International sports federations (ISFs) play an essential role as global regulators of sport. But today the ISFs are facing a crisis of legitimacy. Huge financial flows generated by sports competitions and events, coupled with inadequate systems of checks and balances and a sort of feudalisation of powers in place, gave rise to widespread corruption and mismanagement. This situation has led stakeholders to contest the legitimacy of ISFs. The scale of corruption in the world of athletics, revealed on 9 November 2015 by the report of the independent commission set up by the World Anti-Doping Agency (WADA), should convince even the more sceptics that it is about time to react.

In a recent report, “Play the Game” concludes that the legitimacy crisis in international sports governance is caused, first and foremost, by flawed institutional design, and in particular by a lack of robust control mechanisms that allow both member federations and external actors to control international sports federations.

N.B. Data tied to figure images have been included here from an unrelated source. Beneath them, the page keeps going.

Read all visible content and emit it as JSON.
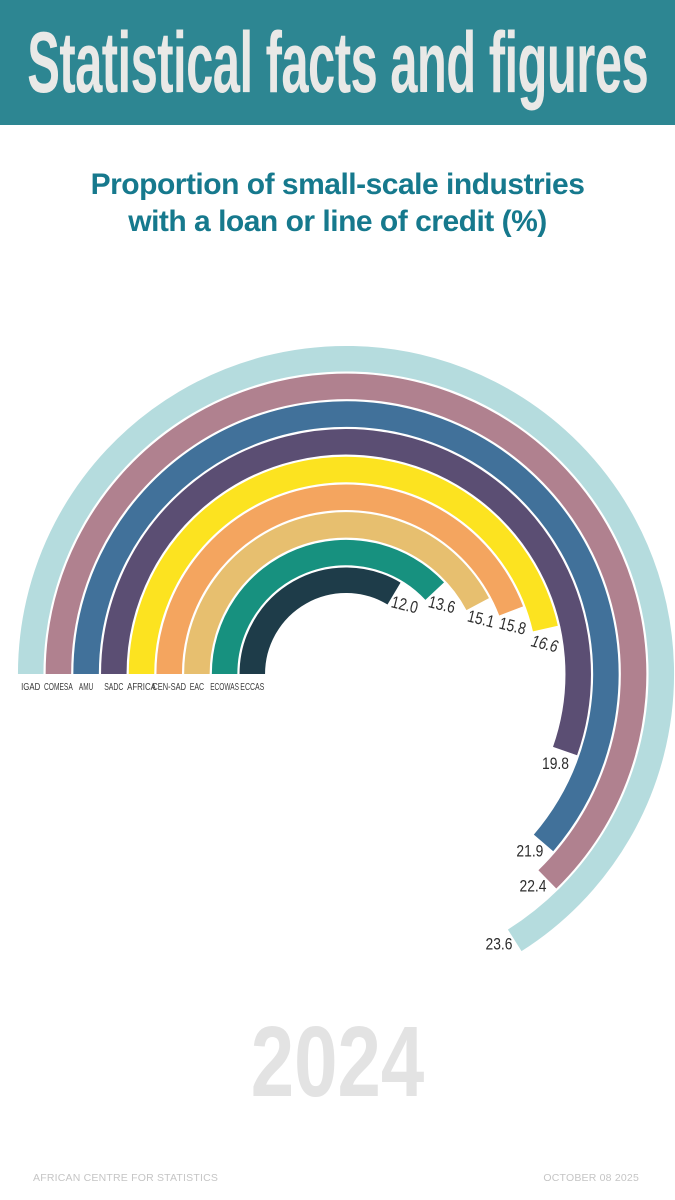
{
  "header": {
    "title": "Statistical facts and figures"
  },
  "subtitle": {
    "line1": "Proportion of small-scale industries",
    "line2": "with a loan or line of credit (%)"
  },
  "chart_data": {
    "type": "radial-bar",
    "title": "Proportion of small-scale industries with a loan or line of credit (%)",
    "unit": "%",
    "order": "outermost-to-innermost",
    "categories": [
      "IGAD",
      "COMESA",
      "AMU",
      "SADC",
      "AFRICA",
      "CEN-SAD",
      "EAC",
      "ECOWAS",
      "ECCAS"
    ],
    "values": [
      23.6,
      22.4,
      21.9,
      19.8,
      16.6,
      15.8,
      15.1,
      13.6,
      12.0
    ],
    "colors": [
      "#b5dcde",
      "#b0818f",
      "#41719a",
      "#5b4e73",
      "#fce320",
      "#f4a55f",
      "#e7bf6f",
      "#17917f",
      "#1e3c49"
    ],
    "start_angle_deg": 180,
    "sweep_direction": "clockwise",
    "degrees_per_unit": 10.07,
    "emphasized_category": "AFRICA",
    "value_label_format": "one-decimal"
  },
  "year_watermark": "2024",
  "footer": {
    "left": "AFRICAN CENTRE FOR STATISTICS",
    "right": "OCTOBER 08 2025"
  },
  "theme": {
    "background": "#ffffff",
    "header_bg": "#2d8692",
    "header_text": "#e9e9e7",
    "subtitle": "#16798d",
    "category_label": "#3b3b3b",
    "value_label": "#2d2d2d",
    "year": "#e3e3e3",
    "footer": "#c5c5c5"
  }
}
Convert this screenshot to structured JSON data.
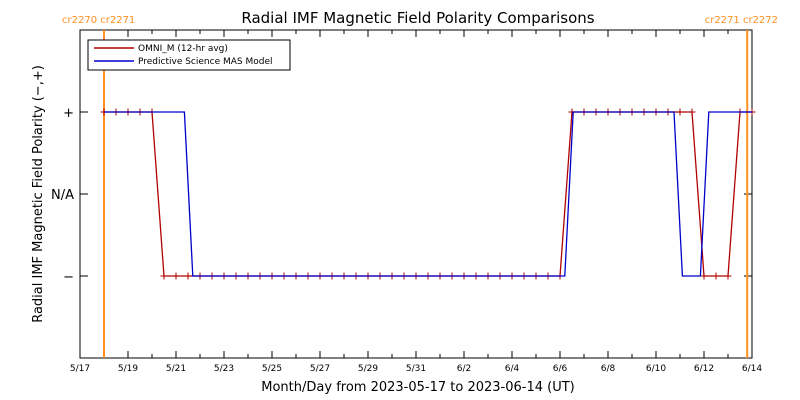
{
  "chart_data": {
    "type": "line",
    "title": "Radial IMF Magnetic Field Polarity Comparisons",
    "xlabel": "Month/Day from 2023-05-17 to 2023-06-14 (UT)",
    "ylabel": "Radial IMF Magnetic Field Polarity (−,+)",
    "x_tick_labels": [
      "5/17",
      "5/19",
      "5/21",
      "5/23",
      "5/25",
      "5/27",
      "5/29",
      "5/31",
      "6/2",
      "6/4",
      "6/6",
      "6/8",
      "6/10",
      "6/12",
      "6/14"
    ],
    "xlim": [
      0,
      28
    ],
    "y_tick_labels": [
      "+",
      "N/A",
      "−"
    ],
    "ylim": [
      -2,
      2
    ],
    "carrington": [
      {
        "x": 1.0,
        "label": "cr2270 cr2271"
      },
      {
        "x": 27.8,
        "label": "cr2271 cr2272"
      }
    ],
    "legend_position": "top-left",
    "series": [
      {
        "name": "OMNI_M (12-hr avg)",
        "color": "#b00000",
        "x": [
          1.0,
          1.5,
          2.0,
          2.5,
          3.0,
          3.5,
          4.0,
          4.5,
          5.0,
          5.5,
          6.0,
          6.5,
          7.0,
          7.5,
          8.0,
          8.5,
          9.0,
          9.5,
          10.0,
          10.5,
          11.0,
          11.5,
          12.0,
          12.5,
          13.0,
          13.5,
          14.0,
          14.5,
          15.0,
          15.5,
          16.0,
          16.5,
          17.0,
          17.5,
          18.0,
          18.5,
          19.0,
          19.5,
          20.0,
          20.5,
          21.0,
          21.5,
          22.0,
          22.5,
          23.0,
          23.5,
          24.0,
          24.5,
          25.0,
          25.5,
          26.0,
          26.5,
          27.0,
          27.5,
          28.0
        ],
        "y": [
          1,
          1,
          1,
          1,
          1,
          -1,
          -1,
          -1,
          -1,
          -1,
          -1,
          -1,
          -1,
          -1,
          -1,
          -1,
          -1,
          -1,
          -1,
          -1,
          -1,
          -1,
          -1,
          -1,
          -1,
          -1,
          -1,
          -1,
          -1,
          -1,
          -1,
          -1,
          -1,
          -1,
          -1,
          -1,
          -1,
          -1,
          -1,
          1,
          1,
          1,
          1,
          1,
          1,
          1,
          1,
          1,
          1,
          1,
          -1,
          -1,
          -1,
          1,
          1
        ],
        "markers": true
      },
      {
        "name": "Predictive Science MAS Model",
        "color": "#0000cc",
        "x": [
          1.0,
          4.35,
          4.7,
          20.2,
          20.55,
          24.75,
          25.1,
          25.85,
          26.2,
          28.0
        ],
        "y": [
          1,
          1,
          -1,
          -1,
          1,
          1,
          -1,
          -1,
          1,
          1
        ],
        "markers": false
      }
    ]
  }
}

In order to regain its legitimacy, ISFs must engage in thorough institutional reforms to install more effective fraud prevention and control mechanisms, but also to change the patterns of their policy and decision-making processes, seeking to ensure transparency and accountability and make these processes more inclusive. ISFs should also pay more attention to the human rights dimension of sport and seek to strengthen the respect for human dignity and fundamental rights through their action.

The Parliamentary Assembly should examine how the Council of Europe, its member States, the international sports federations and other stakeholders can follow up on the recommendations in Assembly Resolution 1875 (2012) on good governance and ethics in sport and Resolution 2053 (2015) on the reform of football governance, and work together to strengthen good governance, democracy and the respect for human rights in the sports world.